(濱口桂一郎著、「日本の雇用と中高年」、ちくま新書、2014年5月)

「ホワイトカラー・エクゼンプション」とは、何か?


 これは、管理職でない、ある一定のサラリーマンに残業代を払わない制度のことです。

 労働省出身の濱口桂一郎先生の説明では、中高年の人件費対策としての残業代カットのことです。

 つまり、ある時期までは、日本の企業は管理職手当ありで残業代ゼロの本来の「管理職」になれない中高年を「スタッフ職」として管理職手当を出して処遇できていました。

 しかし、90年代以降、そのようなゆとりが無くなったものですから、スタッフ職も管理職待遇ではなく、残業代支給の対象になってきました。この残業代の負担を減らすことが、企業の課題になってきたのです。

 ところが、2007年に、「ホワイトカラー・エクゼンプション」の法案を政府が提案した時に、本来、中高年の残業代を減らす話からスタートしたのに、政府の説明が、「自立的な働き方」だとか、「ワークライフバランスが良くなる」などと実態を反映していなかったので、つぶれたわけです。

 安倍内閣の政策は、いつでも、説明の仕方や表現と中身が大きくかけ離れています。「ホワイトカラーエクゼンプション」も、その典型的な例です。私も、秋の臨時国会では、しっかりと追及します。

 一方、濱口桂一郎先生の「日本の雇用と中高年」(ちくま新書、2014年5月)を読むと、戦後の日本の労働政策の変化が判りやすく書かれています。

 1960年代までは、欧米型の「ジョブ型(職務給)社会」を目指していたのですが、石油危機の70年代以降、「職務の限定のない雇用契約」を特色とする「日本型雇用」が肯定されるようになりました。

 その中で、「同一価値労働、同一賃金」の原則は放棄され、年功序列賃金や家族手当など、中高年になれば支出が増える家計を企業がサポートするようになりました。

 80年代以降、「ジャパン・アズ・ナンバー1」などと、日本型の経営方法がほめそやされる中、「日本型雇用」も反省されること無く続きました。

 ヨーローッパでは、あくまでも「同一価値労働、同一賃金」を原則に、家計支出の増加には子ども手当など社会保障で政府が手当しています。

 正規の職員間ですら「同一価値労働、同一賃金」の哲学が無かった日本に、非正規雇用に対して「同一価値労働、同一賃金」を適用するのは難しいのかもしれません。

 また、今、企業が家計を支援できなくなっているにもかかわらず、政府の社会保障施策が遅れていることが、いろんなところで「貧困」問題を生んでいるように思います。

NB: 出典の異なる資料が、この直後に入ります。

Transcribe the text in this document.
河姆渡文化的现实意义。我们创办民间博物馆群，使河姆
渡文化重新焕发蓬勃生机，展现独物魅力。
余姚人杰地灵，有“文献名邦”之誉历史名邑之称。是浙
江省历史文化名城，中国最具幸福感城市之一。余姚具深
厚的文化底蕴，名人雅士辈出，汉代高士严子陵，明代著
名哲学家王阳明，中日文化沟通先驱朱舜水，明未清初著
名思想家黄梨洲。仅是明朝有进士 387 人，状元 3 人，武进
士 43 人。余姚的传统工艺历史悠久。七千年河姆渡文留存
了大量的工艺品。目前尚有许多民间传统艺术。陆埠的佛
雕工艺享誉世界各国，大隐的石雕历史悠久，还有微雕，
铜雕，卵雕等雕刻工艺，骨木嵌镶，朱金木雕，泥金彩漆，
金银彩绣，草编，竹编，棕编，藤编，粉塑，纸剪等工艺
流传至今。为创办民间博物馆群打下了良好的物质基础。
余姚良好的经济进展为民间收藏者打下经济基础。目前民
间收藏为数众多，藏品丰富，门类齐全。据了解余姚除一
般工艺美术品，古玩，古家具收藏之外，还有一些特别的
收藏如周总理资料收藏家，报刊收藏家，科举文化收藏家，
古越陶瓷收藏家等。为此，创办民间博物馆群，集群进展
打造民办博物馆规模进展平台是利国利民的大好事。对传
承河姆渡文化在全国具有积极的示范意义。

 また、日本でも一時期、定年制は年齢による差別なので廃止すべきだという動きがありましたが、その後、定年制延長、継続雇用などによる方向に動いています。これが、本当に中高年の雇用の保障になるのかは疑問です。

 多くの先進国では、定年制は、年齢による差別なので違法だとされています。

 一律の規制よりも、個人の多様性に基づく柔軟な制度が望まれます。

 もう一度、「同一価値労働、同一賃金」のジョブ型(職務給)社会を目指し、非正規雇用や中高年の雇用改善への挑戦をすべきではないでしょうか。そのためにも、社会保障改革は避けては通れない考えます。